Folha de S. Paulo


Série levanta debate sobre limite entre plágio e citação

"Bela homenagem do Fernando Meirelles ao Lars von Trier. Ou seria plágio?", tuitou um internauta que se identifica como Fernando Rufino após a Globo exibir, no dia 26/1, o primeiro capítulo da minissérie "Felizes para Sempre?".

Dirigida por Meirelles, a trama em torno de casais em crise chegou nesta sexta-feira (6) a seu último episódio deixando uma pulga atrás da orelha do espectador mais atento.

Como Rufino, muita gente questionou no Twitter se a cena criada pelo brasileiro, em que uma criança morre por descuido dos pais, poderia caracterizar plágio de um trecho inicial de "Anticristo" (2009).

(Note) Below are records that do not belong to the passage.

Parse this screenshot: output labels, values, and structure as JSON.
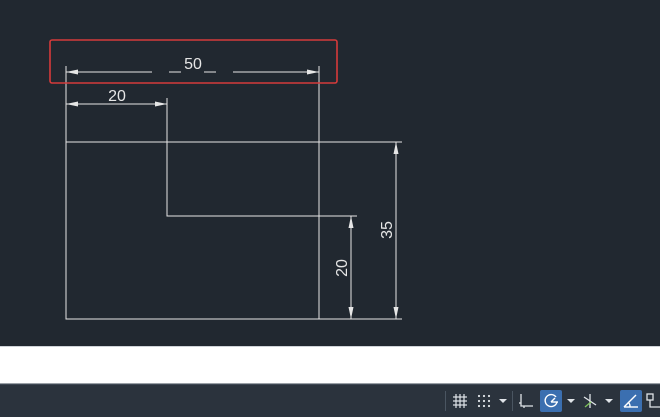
{
  "drawing": {
    "dim_top": "50",
    "dim_left": "20",
    "dim_right_outer": "35",
    "dim_right_inner": "20"
  },
  "highlight_color": "#d63a3a",
  "line_color": "#e6e6e6",
  "command_line": {
    "value": "",
    "placeholder": ""
  },
  "status_bar": {
    "icons": [
      "grid-icon",
      "snap-icon",
      "dropdown-icon",
      "ortho-icon",
      "polar-icon",
      "dropdown-icon",
      "isodraft-icon",
      "dropdown-icon",
      "object-snap-tracking-icon",
      "object-snap-icon"
    ]
  }
}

No filme do diretor dinamarquês, um menino se atira de uma janela enquanto os pais transam. Em "Felizes para Sempre?", um menino cai em uma piscina enquanto os pais dormem. Em ambos os casos, câmera lenta e imagens em preto e branco.

Assim como na minissérie, outros internautas também acusaram plágios em cenas de novelas da Globo como "Avenida Brasil", "Império", "O Astro" e "Geração Brasil" (veja acima).

Em entrevista à Folha, Meirelles afirma que não havia se dado conta da semelhança até ser avisado por uma assistente –o que ocorreu antes das filmagens.

Para evitar cair em uma cópia idêntica, retrabalhou o cenário e a luz, dividiu a cena em duas partes e retirou a morte do garoto do trecho inicial do episódio. "Um visual meio de sonho também distanciaria a cena do estilo mais naturalista do dinamarquês."

No entanto, a associação continuou sendo "óbvia". Então, o diretor resolveu assumir o risco. "'Anticristo' foi visto por apenas algumas mil pessoas no Brasil, e a ideia da cena é tão forte que merecia ser vista por alguns milhões."

O longa de von Trier, exibido no Brasil em 2009, atraiu 73 mil pessoas aos cinemas.

A situação retratada, prossegue o diretor, "não foi inventada por ninguém". "Ela me é especialmente cara pois perdi um irmãozinho quando eu tinha dois anos. Cinquenta e cinco anos depois, o tema ainda é tabu entre meus pais."

TECNOLOGIA

O pesquisador de teledramaturgia brasileira Nilson Xavier, autor do livro "Almanaque da Telenovela Brasileira" e do site "Teledramaturgia", reconhece que essa situação, em que um autor faz menção à obra de outro, tornou-se comum na televisão brasileira.

"Mas não vejo como plágio", diz. "Esses autores sabem que as pessoas vão reconhecer na hora a referência que está sendo feita", explica.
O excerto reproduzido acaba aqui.